Under the ADA, a fitness-for-duty exam must be job-related and consistent with business necessity. In other words, the exam must be necessary to ensure that an employee remains capable of performing the essential functions of their job. The exam must be tailored to the employee’s specific job duties and cannot be overly broad or intrusive.

A fitness for duty exam also should not be abused as a means of discovery into an Employees entire medical history, especially if unrelated to the asserted impairment. The EEOC takes the position that an Employer’s request for medical records must be narrowly tailored to an employee’s job requirements. An overbroad release for medical records or a questionnaire seeking a detailed medical history could be improper, as it might allow the Employer to inquire about unrelated medical conditions or genetic information in violation of the Genetic Information Non-Discrimination Act.

In some limited circumstances, however, a fitness for duty exam may be required without having to articulate evidence of impairment or threat. For example, Employees out of work on worker’s compensation or FMLA leave may be required to submit a fitness for duty certification to return to work. Also, an employee requesting accommodation under the ADA may have to provide medical documentation to substantiate the medical condition requiring accommodation.

When Can You Request Work Accommodations Under the Americans With Disabilities Act (ADA)?

Under the Americans with Disabilities Act (ADA), employers with 15 or more employees are required to provide reasonable accommodations to qualified employees with disabilities. Reasonable accommodations are adjustments or modifications to a job or work environment that enable an employee to perform the essential functions of the employment position. A reasonable accommodation may include job restructuring, part-time or modified work schedules, reassignment to a vacant position, or acquiring or modifying equipment. It does not typically require the elimination of an essential function of a job, the displacement of other employees, or the creation of a new light-duty job.

The ADA does not require employers to provide accommodations that would cause an undue hardship, which is defined as an action that requires significant difficulty or an unsustainable expense. Additionally, the ADA does not require employers to provide accommodations that would pose a direct threat to the health or safety of others in the workplace.

The purpose and intent of reasonable accommodations is to provide employees with disabilities an equal opportunity to enjoy the privileges of employment when they are capable of performing the essential functions of a position. Some specific examples of reasonable accommodations might include:

• Installing a ramp to make a workplace wheelchair-accessible
• Modifying a restroom so a worker with disabilities can use it
• Allowing a flexible work schedule
• Reassigning a qualified employee to a vacant position

The exact procedure for requesting accommodations under the ADA may vary by employer, but the burden is upon the employee to initiate the request. Employees must request accommodations by informing their employer of their basic disability and the need for an accommodation. The request should be made in writing and should include a description of the accommodation needed.

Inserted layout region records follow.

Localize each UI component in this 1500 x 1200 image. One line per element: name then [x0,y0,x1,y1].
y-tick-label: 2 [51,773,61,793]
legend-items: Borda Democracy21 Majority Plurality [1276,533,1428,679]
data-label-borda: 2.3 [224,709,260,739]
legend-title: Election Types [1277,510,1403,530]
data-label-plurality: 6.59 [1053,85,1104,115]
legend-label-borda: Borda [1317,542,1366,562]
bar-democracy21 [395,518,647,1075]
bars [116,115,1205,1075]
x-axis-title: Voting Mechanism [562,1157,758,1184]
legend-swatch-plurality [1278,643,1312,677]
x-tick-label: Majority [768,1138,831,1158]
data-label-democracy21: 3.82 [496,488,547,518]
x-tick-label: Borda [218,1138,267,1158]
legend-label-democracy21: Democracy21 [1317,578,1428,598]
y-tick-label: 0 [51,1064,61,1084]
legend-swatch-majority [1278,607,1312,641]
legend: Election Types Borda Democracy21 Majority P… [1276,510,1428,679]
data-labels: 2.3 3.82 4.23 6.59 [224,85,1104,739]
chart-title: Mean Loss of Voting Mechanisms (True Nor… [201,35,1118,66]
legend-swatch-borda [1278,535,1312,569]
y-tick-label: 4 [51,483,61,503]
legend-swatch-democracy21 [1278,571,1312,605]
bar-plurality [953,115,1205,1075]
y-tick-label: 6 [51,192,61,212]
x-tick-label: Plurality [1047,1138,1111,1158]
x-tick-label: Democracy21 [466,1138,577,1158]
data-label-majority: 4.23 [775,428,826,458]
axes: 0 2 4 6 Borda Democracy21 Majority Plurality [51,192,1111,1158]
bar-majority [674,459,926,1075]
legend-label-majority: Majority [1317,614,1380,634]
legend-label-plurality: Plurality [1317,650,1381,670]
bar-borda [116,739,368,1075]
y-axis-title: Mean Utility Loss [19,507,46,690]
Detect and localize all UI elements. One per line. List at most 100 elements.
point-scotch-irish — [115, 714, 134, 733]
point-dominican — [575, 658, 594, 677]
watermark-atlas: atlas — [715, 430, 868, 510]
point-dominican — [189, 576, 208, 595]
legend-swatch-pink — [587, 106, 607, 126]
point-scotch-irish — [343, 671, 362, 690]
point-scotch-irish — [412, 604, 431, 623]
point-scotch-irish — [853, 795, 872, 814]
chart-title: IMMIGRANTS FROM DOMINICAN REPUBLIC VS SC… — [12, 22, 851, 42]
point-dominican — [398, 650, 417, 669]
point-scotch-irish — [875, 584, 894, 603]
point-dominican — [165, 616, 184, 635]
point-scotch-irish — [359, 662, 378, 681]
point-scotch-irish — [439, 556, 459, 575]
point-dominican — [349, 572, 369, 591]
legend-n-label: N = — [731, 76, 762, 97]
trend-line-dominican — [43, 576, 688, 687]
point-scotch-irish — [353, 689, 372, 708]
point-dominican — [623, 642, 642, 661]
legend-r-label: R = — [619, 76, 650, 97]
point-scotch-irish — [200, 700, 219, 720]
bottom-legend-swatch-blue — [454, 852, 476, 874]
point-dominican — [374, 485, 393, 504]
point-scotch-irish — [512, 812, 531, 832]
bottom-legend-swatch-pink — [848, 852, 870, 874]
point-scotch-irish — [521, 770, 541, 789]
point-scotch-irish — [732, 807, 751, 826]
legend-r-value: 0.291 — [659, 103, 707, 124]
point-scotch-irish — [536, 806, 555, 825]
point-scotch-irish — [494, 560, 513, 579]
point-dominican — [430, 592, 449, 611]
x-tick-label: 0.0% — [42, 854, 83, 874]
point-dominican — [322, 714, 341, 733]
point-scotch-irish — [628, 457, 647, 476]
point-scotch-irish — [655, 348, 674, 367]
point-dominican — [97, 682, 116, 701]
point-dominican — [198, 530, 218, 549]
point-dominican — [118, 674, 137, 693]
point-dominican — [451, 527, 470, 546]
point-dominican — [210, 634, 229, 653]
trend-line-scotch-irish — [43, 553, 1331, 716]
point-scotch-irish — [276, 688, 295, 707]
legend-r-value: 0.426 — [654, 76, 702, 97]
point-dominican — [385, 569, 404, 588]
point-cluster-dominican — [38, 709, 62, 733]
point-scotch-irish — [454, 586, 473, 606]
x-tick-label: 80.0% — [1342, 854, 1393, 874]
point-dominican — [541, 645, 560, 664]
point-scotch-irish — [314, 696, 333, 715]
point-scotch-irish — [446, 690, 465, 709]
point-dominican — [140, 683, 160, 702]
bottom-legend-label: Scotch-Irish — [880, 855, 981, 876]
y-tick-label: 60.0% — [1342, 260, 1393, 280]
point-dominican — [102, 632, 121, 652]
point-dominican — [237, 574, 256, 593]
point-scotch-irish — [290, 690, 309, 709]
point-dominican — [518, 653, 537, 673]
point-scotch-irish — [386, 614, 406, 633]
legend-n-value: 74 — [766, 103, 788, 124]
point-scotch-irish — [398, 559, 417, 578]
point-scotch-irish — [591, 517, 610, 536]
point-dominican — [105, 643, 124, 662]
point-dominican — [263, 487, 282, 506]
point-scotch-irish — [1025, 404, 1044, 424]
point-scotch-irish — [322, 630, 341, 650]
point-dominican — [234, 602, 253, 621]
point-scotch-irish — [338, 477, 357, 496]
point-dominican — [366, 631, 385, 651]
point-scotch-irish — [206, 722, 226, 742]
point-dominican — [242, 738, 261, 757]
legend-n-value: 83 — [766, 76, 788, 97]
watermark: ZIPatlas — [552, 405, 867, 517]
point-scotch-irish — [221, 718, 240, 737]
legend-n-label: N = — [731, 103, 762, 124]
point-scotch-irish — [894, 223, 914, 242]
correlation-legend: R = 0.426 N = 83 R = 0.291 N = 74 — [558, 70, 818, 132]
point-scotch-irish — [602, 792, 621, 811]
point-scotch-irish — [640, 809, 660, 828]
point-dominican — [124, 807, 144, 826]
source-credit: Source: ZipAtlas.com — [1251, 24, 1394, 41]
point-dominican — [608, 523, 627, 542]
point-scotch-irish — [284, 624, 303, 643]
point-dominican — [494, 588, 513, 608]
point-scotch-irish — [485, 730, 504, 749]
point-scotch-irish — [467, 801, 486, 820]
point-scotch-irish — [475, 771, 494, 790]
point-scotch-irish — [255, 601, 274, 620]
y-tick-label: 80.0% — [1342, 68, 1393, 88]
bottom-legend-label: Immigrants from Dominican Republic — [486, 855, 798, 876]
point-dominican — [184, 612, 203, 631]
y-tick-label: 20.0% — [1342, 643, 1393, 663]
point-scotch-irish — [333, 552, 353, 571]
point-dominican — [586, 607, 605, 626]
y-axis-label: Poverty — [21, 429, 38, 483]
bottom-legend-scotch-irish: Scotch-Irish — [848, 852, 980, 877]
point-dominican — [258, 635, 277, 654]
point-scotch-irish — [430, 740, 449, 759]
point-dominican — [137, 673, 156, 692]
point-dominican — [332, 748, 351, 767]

Upon notice of the request, employers must engage in an “interactive process.” The interactive process involves a discussion between the employer and employee to identify the employee’s limitations and how they impact the employee’s ability to perform the job. If needed, the employer may request additional information from the employee’s healthcare provider to determine the medical and job related conditions. Although healthcare providers might suggest specific accommodations, employers are not required to provide the exact accommodation requested by the employee if there are other effective accommodations that also meet the employee’s needs.